You don't have to be a surfer (or a sailor) to connect the name Hobie with ocean sports. Hobart Alter Jr. grew up surfing and making his own wooden boards as a teenager in Laguna Beach, then become one of the Southern California pioneers of surfing and surf culture. He opened a shop in Dana Point in 1954, vowing never to work inland of of the Pacific Coast Highway, and perfected the shaping of surfboards in foam and fiberglass. He went on to create the Hobie Cat, a light sailboat that could be launched from the beach, and invented a popular skateboard and radio-controller glider. "He got so many people off the couch, surfing and sailing," surfing historian Allan Seymour says in the Orange County Register obituary. "The godfather of the surf industry," says.
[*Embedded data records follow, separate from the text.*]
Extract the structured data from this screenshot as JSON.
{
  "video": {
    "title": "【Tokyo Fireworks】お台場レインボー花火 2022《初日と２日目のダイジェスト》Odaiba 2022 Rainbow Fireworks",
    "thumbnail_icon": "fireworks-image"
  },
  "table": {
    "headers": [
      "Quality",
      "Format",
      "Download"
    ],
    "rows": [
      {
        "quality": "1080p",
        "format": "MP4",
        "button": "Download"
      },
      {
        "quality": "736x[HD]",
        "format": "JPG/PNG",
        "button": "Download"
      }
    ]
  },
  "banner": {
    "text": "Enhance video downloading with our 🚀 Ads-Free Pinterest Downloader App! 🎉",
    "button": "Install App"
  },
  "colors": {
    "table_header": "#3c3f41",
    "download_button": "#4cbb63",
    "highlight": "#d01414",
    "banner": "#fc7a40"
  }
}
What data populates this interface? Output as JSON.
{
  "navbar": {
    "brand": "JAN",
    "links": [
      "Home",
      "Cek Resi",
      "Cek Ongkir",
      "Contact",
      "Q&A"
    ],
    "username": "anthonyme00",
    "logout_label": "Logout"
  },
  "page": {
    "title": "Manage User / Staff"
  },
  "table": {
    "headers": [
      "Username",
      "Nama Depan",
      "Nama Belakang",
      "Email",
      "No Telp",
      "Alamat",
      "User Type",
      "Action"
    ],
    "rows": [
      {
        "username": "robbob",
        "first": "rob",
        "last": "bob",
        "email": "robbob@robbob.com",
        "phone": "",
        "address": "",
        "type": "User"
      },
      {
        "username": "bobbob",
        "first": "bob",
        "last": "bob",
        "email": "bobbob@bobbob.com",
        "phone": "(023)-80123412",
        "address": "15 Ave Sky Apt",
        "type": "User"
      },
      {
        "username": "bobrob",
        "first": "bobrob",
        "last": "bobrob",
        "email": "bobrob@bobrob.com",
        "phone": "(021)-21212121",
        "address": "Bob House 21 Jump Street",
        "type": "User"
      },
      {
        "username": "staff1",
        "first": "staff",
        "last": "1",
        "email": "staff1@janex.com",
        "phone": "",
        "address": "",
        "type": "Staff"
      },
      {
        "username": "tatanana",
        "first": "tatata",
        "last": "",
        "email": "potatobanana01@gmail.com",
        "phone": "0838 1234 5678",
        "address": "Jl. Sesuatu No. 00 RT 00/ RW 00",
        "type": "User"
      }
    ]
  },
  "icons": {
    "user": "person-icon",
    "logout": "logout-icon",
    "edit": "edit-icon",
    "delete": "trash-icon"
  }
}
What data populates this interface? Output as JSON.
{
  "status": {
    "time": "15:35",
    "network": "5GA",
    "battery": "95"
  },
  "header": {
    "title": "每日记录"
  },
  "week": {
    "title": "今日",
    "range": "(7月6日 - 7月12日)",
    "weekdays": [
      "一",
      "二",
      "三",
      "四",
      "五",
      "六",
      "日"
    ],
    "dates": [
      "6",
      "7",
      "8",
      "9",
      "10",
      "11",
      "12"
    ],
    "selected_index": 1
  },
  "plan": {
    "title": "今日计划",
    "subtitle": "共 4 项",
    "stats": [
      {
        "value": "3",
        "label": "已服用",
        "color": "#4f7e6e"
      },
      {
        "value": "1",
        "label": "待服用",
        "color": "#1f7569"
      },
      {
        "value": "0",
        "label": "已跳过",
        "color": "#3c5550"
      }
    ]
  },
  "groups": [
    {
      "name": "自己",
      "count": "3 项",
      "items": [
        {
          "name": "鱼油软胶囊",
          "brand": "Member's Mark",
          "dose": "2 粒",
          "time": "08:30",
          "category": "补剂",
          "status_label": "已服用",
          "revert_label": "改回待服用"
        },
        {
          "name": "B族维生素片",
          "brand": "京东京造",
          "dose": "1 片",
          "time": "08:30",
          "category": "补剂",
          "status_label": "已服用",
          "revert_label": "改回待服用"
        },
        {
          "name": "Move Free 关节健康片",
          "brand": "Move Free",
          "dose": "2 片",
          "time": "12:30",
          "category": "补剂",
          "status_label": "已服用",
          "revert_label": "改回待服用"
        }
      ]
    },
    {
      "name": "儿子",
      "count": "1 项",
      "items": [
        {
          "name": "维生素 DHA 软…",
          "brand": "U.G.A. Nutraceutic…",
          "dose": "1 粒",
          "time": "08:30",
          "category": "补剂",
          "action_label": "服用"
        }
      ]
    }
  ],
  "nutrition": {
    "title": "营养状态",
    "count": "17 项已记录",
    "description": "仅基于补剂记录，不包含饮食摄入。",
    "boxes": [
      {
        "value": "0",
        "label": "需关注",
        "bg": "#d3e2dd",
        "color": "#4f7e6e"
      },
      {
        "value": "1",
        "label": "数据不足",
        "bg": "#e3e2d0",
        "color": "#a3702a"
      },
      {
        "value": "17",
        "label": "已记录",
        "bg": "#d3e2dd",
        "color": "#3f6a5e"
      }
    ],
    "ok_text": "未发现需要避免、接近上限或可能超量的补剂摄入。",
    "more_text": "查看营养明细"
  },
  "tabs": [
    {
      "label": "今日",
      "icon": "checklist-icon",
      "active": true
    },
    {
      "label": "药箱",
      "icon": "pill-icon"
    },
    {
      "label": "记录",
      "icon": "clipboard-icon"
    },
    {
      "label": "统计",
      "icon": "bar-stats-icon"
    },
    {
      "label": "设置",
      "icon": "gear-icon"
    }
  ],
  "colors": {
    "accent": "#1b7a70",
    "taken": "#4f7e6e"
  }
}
Alter died Saturday at his home in Palm Desert at age 80, following a long battle with cancer. "People laughed at me for setting up a surf shop," Alter once recalled. "They said that once I'd sold a surfboard to each of the 250 surfers on the coast, I'd be out of business. But the orders just kept coming."

From GrindTV:

Back in 1950, Hobie Alter was asked what he wanted to do with his life. Like most teenagers he didn’t know the answer, but he was adamant about one thing: whatever the job, he had to be able to do it on the ocean side of Pacific Coast Highway.....

By offering a glimmering array of boards to choose from, Hobie made the sport accessible to a rapidly growing population finding solace on Southern California’s beaches. Before long, Hobie had a squadron of the worlds’ best surfboard makers shaping under his label. And it wasn’t long before surf shops were sprouting up all along both coasts.
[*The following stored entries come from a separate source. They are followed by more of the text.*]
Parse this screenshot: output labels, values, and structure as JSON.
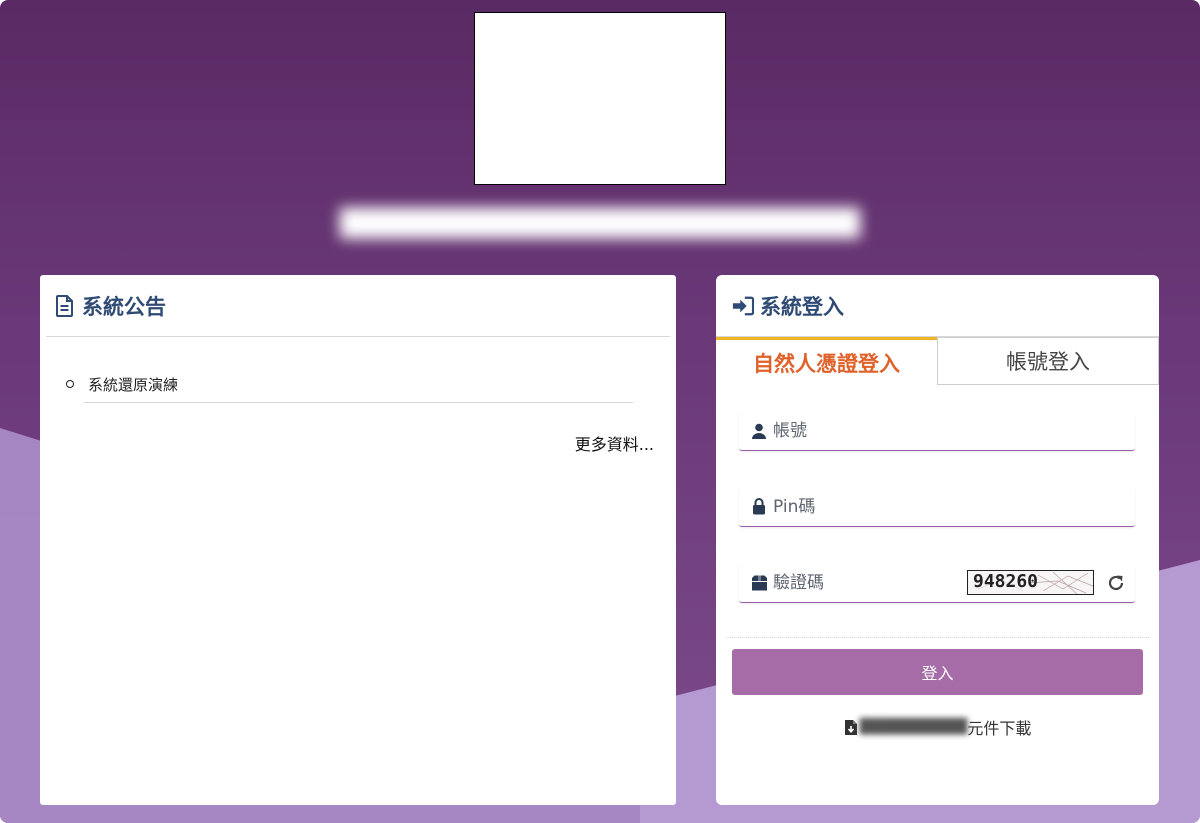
{
  "header": {
    "org_title_blurred": "██████████████████████████"
  },
  "announcements": {
    "title": "系統公告",
    "items": [
      {
        "text": "系統還原演練"
      }
    ],
    "more_label": "更多資料..."
  },
  "login": {
    "title": "系統登入",
    "tabs": [
      {
        "label": "自然人憑證登入",
        "active": true
      },
      {
        "label": "帳號登入",
        "active": false
      }
    ],
    "account_placeholder": "帳號",
    "pin_placeholder": "Pin碼",
    "captcha_placeholder": "驗證碼",
    "captcha_value": "948260",
    "submit_label": "登入",
    "download_prefix_blurred": "██████████",
    "download_suffix": "元件下載"
  },
  "colors": {
    "header_text": "#2e4a75",
    "active_tab": "#e0612a",
    "active_tab_border": "#f0b429",
    "login_button": "#a66ca8",
    "field_underline": "#9b5cb0"
  },
  "icons": {
    "announce": "file-text-icon",
    "login": "sign-in-icon",
    "account": "user-icon",
    "pin": "lock-icon",
    "captcha": "box-icon",
    "refresh": "refresh-icon",
    "download": "file-download-icon"
  }
}
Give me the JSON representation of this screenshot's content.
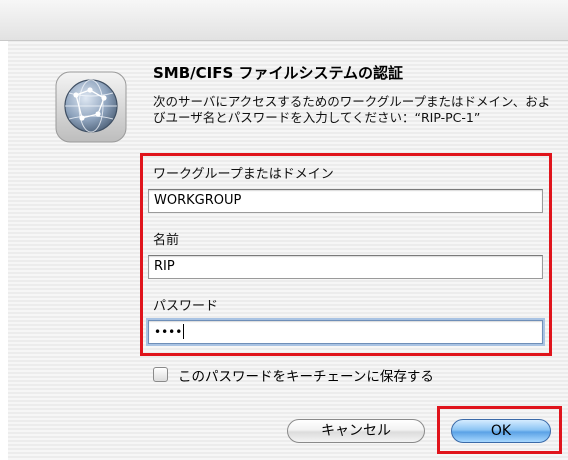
{
  "dialog": {
    "title": "SMB/CIFS ファイルシステムの認証",
    "description": "次のサーバにアクセスするためのワークグループまたはドメイン、およびユーザ名とパスワードを入力してください：“RIP-PC-1”",
    "app_icon": "network-globe-icon"
  },
  "fields": {
    "workgroup_label": "ワークグループまたはドメイン",
    "workgroup_value": "WORKGROUP",
    "name_label": "名前",
    "name_value": "RIP",
    "password_label": "パスワード",
    "password_value": "••••"
  },
  "keychain": {
    "label": "このパスワードをキーチェーンに保存する",
    "checked": false
  },
  "buttons": {
    "cancel": "キャンセル",
    "ok": "OK"
  },
  "colors": {
    "highlight_red": "#e0141c",
    "default_button_blue": "#5ba2e6"
  }
}
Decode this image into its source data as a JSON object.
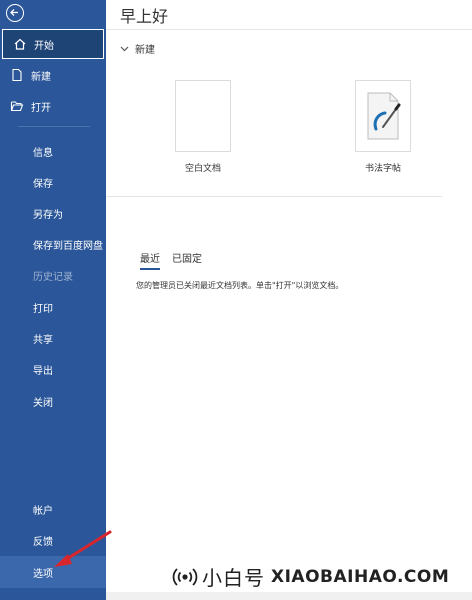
{
  "sidebar": {
    "items": [
      {
        "label": "开始",
        "icon": "home-icon"
      },
      {
        "label": "新建",
        "icon": "new-document-icon"
      },
      {
        "label": "打开",
        "icon": "open-folder-icon"
      },
      {
        "label": "信息"
      },
      {
        "label": "保存"
      },
      {
        "label": "另存为"
      },
      {
        "label": "保存到百度网盘"
      },
      {
        "label": "历史记录"
      },
      {
        "label": "打印"
      },
      {
        "label": "共享"
      },
      {
        "label": "导出"
      },
      {
        "label": "关闭"
      },
      {
        "label": "帐户"
      },
      {
        "label": "反馈"
      },
      {
        "label": "选项"
      }
    ]
  },
  "main": {
    "greeting": "早上好",
    "new_section": "新建",
    "templates": [
      {
        "label": "空白文档"
      },
      {
        "label": "书法字帖"
      }
    ],
    "tabs": [
      "最近",
      "已固定"
    ],
    "notice": "您的管理员已关闭最近文档列表。单击\"打开\"以浏览文档。"
  },
  "watermark": {
    "chinese": "小白号",
    "url": "XIAOBAIHAO.COM"
  },
  "colors": {
    "sidebar": "#2b579a",
    "accent": "#2b579a",
    "arrow": "#d9262c"
  }
}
Another of Hobie’s massive contributions was the proliferation of the foam surfboard blank that’s still in use today. He was hardly the first to use it, but it was Hobie who pushed for perfecting the scalability of the technology to his manufacturing team, which included Gordon “Grubby” Clark, a young math and physics major who also had studied chemistry. Clark did as Hobie wished, and again, their success was fast and furious.

In 1958, Clark struck a deal with Hobie to take over the foam blank portion of the business. He would pocket tens of millions of dollars before walking away in 2005. At its peak Clark Foam was producing more than 1000 surfboard blanks per day, yet the elusive Clark always maintained that “Hobie was the driving force” of his success.

In 1964, seeing the future of “sidewalk surfing” as real, Hobie launched his Super Surfer model, one the world’s first skateboard brands. By the mid 60s, he had a skateboard team and was producing promotional films, laying the foundation for every modern brand that exist today.

Naturally, Hobie’s business exploded during the 60′s as a surfing boom swept across America. The shot over the bow was Bruce Brown’s iconic documentary film “The Endless Summer,” (which Hobie appeared in), followed by more entertainment industry spinoffs, including Gidget, The Beach Boys, and a flurry of surf-centric music acts and movie releases.

According to the Hobie Surf Shop blog, the traditional surfers memorial — a paddle out by all comers — will be scheduled in front of the family’s Oak Street home in Laguna Beach.